Within less than a week after the first application of our new concoction, new needles began to form; within three months, the trees showed signs of moving towards full recovery. Soil testing showed that the fungus was slowly dying back. It was nothing short of a miracle! Successful at last!
Now the story does not end here…this is where it takes a rather strange and very bizarre turn…
The recovery of the Deodar Cedar trees drew the attention of the original group of scientist and arborists. They returned to the campus to see for themselves this strange and unexpected turn of events. They looked, they studied, they took soil samples, and rubbing their chins in unbelief, they took a sample of the new brew of the “wee-beasties” (as we liked to refer to them) for chemical analysis. Getting them to investigate further, even though they were bewildered was awesome…so far so good!
Their analysis took about six weeks. Shortly after it was completed, the college staff arranged for another meeting to discuss their findings. Very cool indeed…or was it?
The head scientist, after a brief and detailed presentation about the extensive processes they used and the results obtained came to this unexpected conclusion. He said the material the college used “wee-beasties” is a living organic material. Its very nature limited their ability for a successful analysis. He went on to explain that their attempt to analyze it had failed miserably. The living material was in a constant state of change, this change was due to the bacteria and microorganisms (wee-beasties) digesting the solution. As the material was digested, the chemical ingredients changed from day to day making it impossible for the lab to get an accurate and precise analysis. Therefore their conclusion was, (a direct quote that I remember as if it were yesterday) “Since we cannot adequately analyze the material, because it changes with each analysis; we therefore conclude that it cannot work”! Whatttt !, are you serious? The physical evidence was there for all to see, the trees were recovering, and more than that, they were thriving. Yet in spite of the physical evidence and the positive soil analysis, they denied the fact the trees were in a state of recovery.
Nonetheless, the program continued and the trees continually improved until…About a year later, Barbara and I decided to leave the college and move to Eugene, Oregon. The new program manager decided the program was too simple to work and discontinued the use of the “wee-beasties”. It was shortly after that the trees once again began to show signs of stress…unfortunately the college was closed and sold to a developer; most of the trees are no long there which is really quite sad.
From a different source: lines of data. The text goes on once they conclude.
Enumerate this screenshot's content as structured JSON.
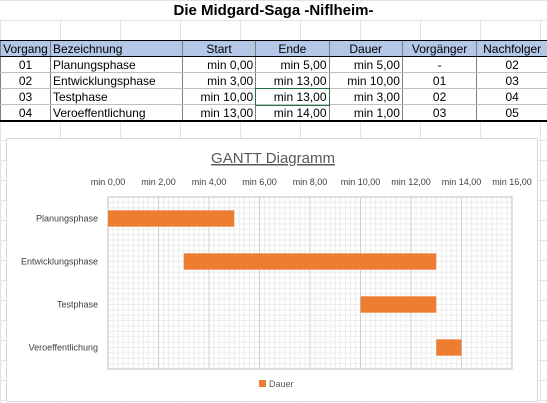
{
  "title": "Die Midgard-Saga -Niflheim-",
  "table": {
    "headers": [
      "Vorgang",
      "Bezeichnung",
      "Start",
      "Ende",
      "Dauer",
      "Vorgänger",
      "Nachfolger"
    ],
    "rows": [
      [
        "01",
        "Planungsphase",
        "min 0,00",
        "min 5,00",
        "min 5,00",
        "-",
        "02"
      ],
      [
        "02",
        "Entwicklungsphase",
        "min 3,00",
        "min 13,00",
        "min 10,00",
        "01",
        "03"
      ],
      [
        "03",
        "Testphase",
        "min 10,00",
        "min 13,00",
        "min 3,00",
        "02",
        "04"
      ],
      [
        "04",
        "Veroeffentlichung",
        "min 13,00",
        "min 14,00",
        "min 1,00",
        "03",
        "05"
      ]
    ]
  },
  "chart_data": {
    "type": "bar",
    "orientation": "horizontal-stacked-gantt",
    "title": "GANTT Diagramm",
    "categories": [
      "Planungsphase",
      "Entwicklungsphase",
      "Testphase",
      "Veroeffentlichung"
    ],
    "series": [
      {
        "name": "Start",
        "values": [
          0,
          3,
          10,
          13
        ],
        "visible": false
      },
      {
        "name": "Dauer",
        "values": [
          5,
          10,
          3,
          1
        ],
        "color": "#ed7d31"
      }
    ],
    "xlim": [
      0,
      16
    ],
    "x_ticks": [
      0,
      2,
      4,
      6,
      8,
      10,
      12,
      14,
      16
    ],
    "x_tick_labels": [
      "min 0,00",
      "min 2,00",
      "min 4,00",
      "min 6,00",
      "min 8,00",
      "min 10,00",
      "min 12,00",
      "min 14,00",
      "min 16,00"
    ],
    "x_axis_position": "top",
    "grid": true,
    "legend": {
      "position": "bottom",
      "entries": [
        "Dauer"
      ]
    }
  }
}
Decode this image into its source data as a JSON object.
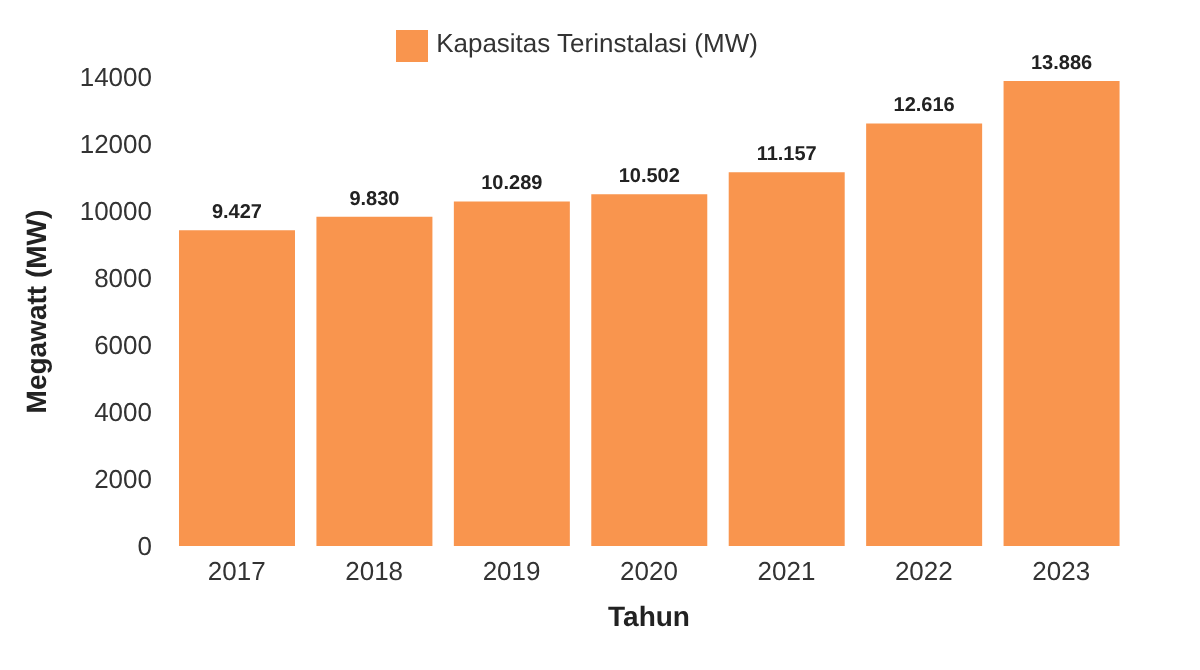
{
  "chart_data": {
    "type": "bar",
    "xlabel": "Tahun",
    "ylabel": "Megawatt (MW)",
    "categories": [
      "2017",
      "2018",
      "2019",
      "2020",
      "2021",
      "2022",
      "2023"
    ],
    "series": [
      {
        "name": "Kapasitas Terinstalasi (MW)",
        "color": "#f9954e",
        "values": [
          9427,
          9830,
          10289,
          10502,
          11157,
          12616,
          13886
        ],
        "value_labels": [
          "9.427",
          "9.830",
          "10.289",
          "10.502",
          "11.157",
          "12.616",
          "13.886"
        ]
      }
    ],
    "ylim": [
      0,
      14000
    ],
    "yticks": [
      0,
      2000,
      4000,
      6000,
      8000,
      10000,
      12000,
      14000
    ],
    "grid": false,
    "legend": "top"
  }
}
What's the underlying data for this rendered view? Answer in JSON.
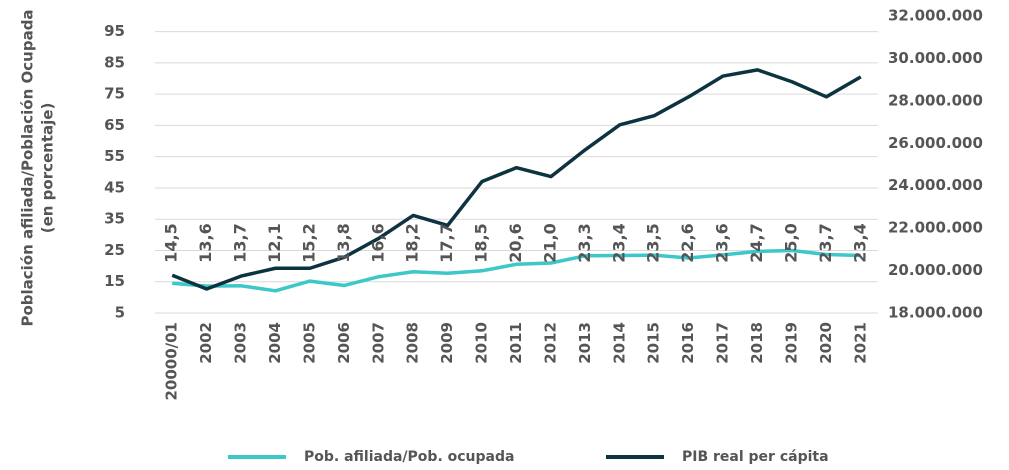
{
  "chart_data": {
    "type": "line",
    "ylabel": [
      "Población afiliada/Población Ocupada",
      "(en porcentaje)"
    ],
    "categories": [
      "20000/01",
      "2002",
      "2003",
      "2004",
      "2005",
      "2006",
      "2007",
      "2008",
      "2009",
      "2010",
      "2011",
      "2012",
      "2013",
      "2014",
      "2015",
      "2016",
      "2017",
      "2018",
      "2019",
      "2020",
      "2021"
    ],
    "series": [
      {
        "name": "Pob. afiliada/Pob. ocupada",
        "color": "#3cc8c8",
        "axis": "y",
        "values": [
          14.5,
          13.6,
          13.7,
          12.1,
          15.2,
          13.8,
          16.6,
          18.2,
          17.7,
          18.5,
          20.6,
          21.0,
          23.3,
          23.4,
          23.5,
          22.6,
          23.6,
          24.7,
          25.0,
          23.7,
          23.4
        ],
        "value_labels": [
          "14,5",
          "13,6",
          "13,7",
          "12,1",
          "15,2",
          "13,8",
          "16,6",
          "18,2",
          "17,7",
          "18,5",
          "20,6",
          "21,0",
          "23,3",
          "23,4",
          "23,5",
          "22,6",
          "23,6",
          "24,7",
          "25,0",
          "23,7",
          "23,4"
        ]
      },
      {
        "name": "PIB real per cápita",
        "color": "#0d3340",
        "axis": "y2",
        "values": [
          19780000,
          19130000,
          19740000,
          20110000,
          20110000,
          20630000,
          21520000,
          22600000,
          22130000,
          24200000,
          24850000,
          24430000,
          25700000,
          26870000,
          27300000,
          28190000,
          29170000,
          29460000,
          28900000,
          28190000,
          29130000
        ]
      }
    ],
    "ylim": [
      5,
      100
    ],
    "yticks": [
      5,
      15,
      25,
      35,
      45,
      55,
      65,
      75,
      85,
      95
    ],
    "y2lim": [
      18000000,
      32000000
    ],
    "y2ticks": [
      {
        "value": 18000000,
        "label": "18.000.000"
      },
      {
        "value": 20000000,
        "label": "20.000.000"
      },
      {
        "value": 22000000,
        "label": "22.000.000"
      },
      {
        "value": 24000000,
        "label": "24.000.000"
      },
      {
        "value": 26000000,
        "label": "26.000.000"
      },
      {
        "value": 28000000,
        "label": "28.000.000"
      },
      {
        "value": 30000000,
        "label": "30.000.000"
      },
      {
        "value": 32000000,
        "label": "32.000.000"
      }
    ],
    "grid": true,
    "legend": "bottom"
  }
}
They sacrificed many the trees to build apartments.
Life on campus and sometimes off campus was just a weird as can be….rational often times was thrown out the window for intellectual opinion, speculation and conjecture.
Ambassador College was almost totally lacking in practical wisdom, knowledge and understanding. This resulted in their choosing a path to complete and utter destruction. Today the college is gone, the church is gone the only thing that remains is a small and shallow echo of the past. The church and college instead of bringing stability and hope brought chaos, confusion and despair.
In their intellectual pursuit they, because of their pride and ignorance left Jesus and abandoned the one true path that brings stability, hope, purpose and a most amazing future that is guaranteed and sealed by His life. Because of His life, we no longer need to be afraid or overwhelmed by the crazy world we live in. And that too is awesome!